Well, no, everyone does not agree that it is a difficult and stressful job. At all.

fedup21 · 07/07/2019 11:28

It is just being pointed out that it isn’t a competition! There are lots of equally stressful and difficult jobs

Absolutely-I’ve never met a teacher who has said otherwise.

I wish people wouldn’t tell me that I ‘have it easy’, that I ‘don’t know what it’s like in the real world’, that I’m a part timer, that I just play with children and that I get 13 weeks paid holiday.

There are lots of jobs that I know nothing about, so I don’t made insulting sweeping generalisations about them-I find that best.

nuttybutter · 07/07/2019 11:30

Teachers "moan" because they are constantly being told that they have an easy life and only work 9-3, which is ridiculous. Even the children are in school for longer than 9-3 each day!

It's constant. So teachers defend themselves.

Feenie · 07/07/2019 11:35

Teachers sign a working time agreement at the start of the year which accounts for a 35 hour working week. This is signed by the trade union and the headteacher and any teacher who routinely works much longer than this needs to discuss this with both of these parties. Of course, some teachers work a few extra hours a week, and this shows dedication to the children.

The DFE's workload survey found that secondary teachers work an average 55 hour week and primary teachers even more than this. There is no way that a teacher wrote this post - no one who actually teaches is that pig ignorant about the profession.

But, as a parent, if my children's teacher was working 60 or 70 hours a week I would consider this counter to effective teaching and learning.

fedup21 · 07/07/2019 11:37

Teachers sign a working time agreement at the start of the year which accounts for a 35 hour working week.

Do they? Do you have a link to this?!

Feenie · 07/07/2019 11:38

That last paragraph isn't mine and I have no idea how it got there! It's a fair point though about the average primary teacher.

Feenie · 07/07/2019 11:41

Yeah, that's another piece of total fiction - never signed one. Ever.

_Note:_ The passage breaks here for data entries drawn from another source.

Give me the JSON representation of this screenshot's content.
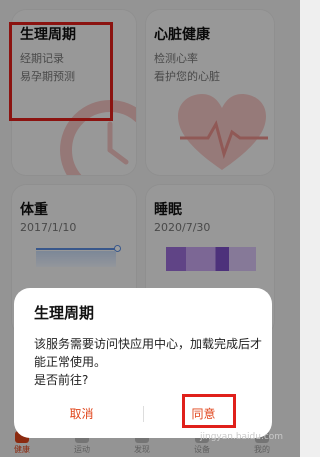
{
  "cards": {
    "period": {
      "title": "生理周期",
      "line1": "经期记录",
      "line2": "易孕期预测"
    },
    "heart": {
      "title": "心脏健康",
      "line1": "检测心率",
      "line2": "看护您的心脏"
    },
    "weight": {
      "title": "体重",
      "date": "2017/1/10",
      "level": 0.45
    },
    "sleep": {
      "title": "睡眠",
      "date": "2020/7/30"
    }
  },
  "dialog": {
    "title": "生理周期",
    "message": "该服务需要访问快应用中心，加载完成后才能正常使用。",
    "question": "是否前往?",
    "cancel_label": "取消",
    "confirm_label": "同意"
  },
  "tabs": [
    "健康",
    "运动",
    "发现",
    "设备",
    "我的"
  ],
  "watermark": "jingyan.baidu.com",
  "colors": {
    "accent": "#e0451b",
    "highlight": "#e0201b"
  }
}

nuttybutter · 07/07/2019 11:44

That working time agreement thing is complete bollocks

ooooohbetty · 07/07/2019 11:45

It's far more stressful than it used to be mainly because of the behaviour of children and parents. I'd never be a teacher and I'd hate my children to be teachers. I feel very sorry for teachers.

fedup21 · 07/07/2019 11:55

I get that it can be stressful as are lots of other jobs, but there are surely also lots of advantages? Not having to sort out summer camps and childcare during school holidays? Is it really so much more difficult and stressful compared to other jobs

Are you suggesting that because it has its advantages, it isn’t stressful?

She is finding it stressful, thousands of teachers are leaving the job because they find it stressful and there is a consequential recruitment/retention crisis.

You seem to be suggesting that because you aren’t leaving your completely different job due to stress, that she shouldn’t be stressed either?!

recrudescence · 07/07/2019 13:26

I don’t think anyone is being goady, anti teacher or anything.

I think you are totally wrong about this.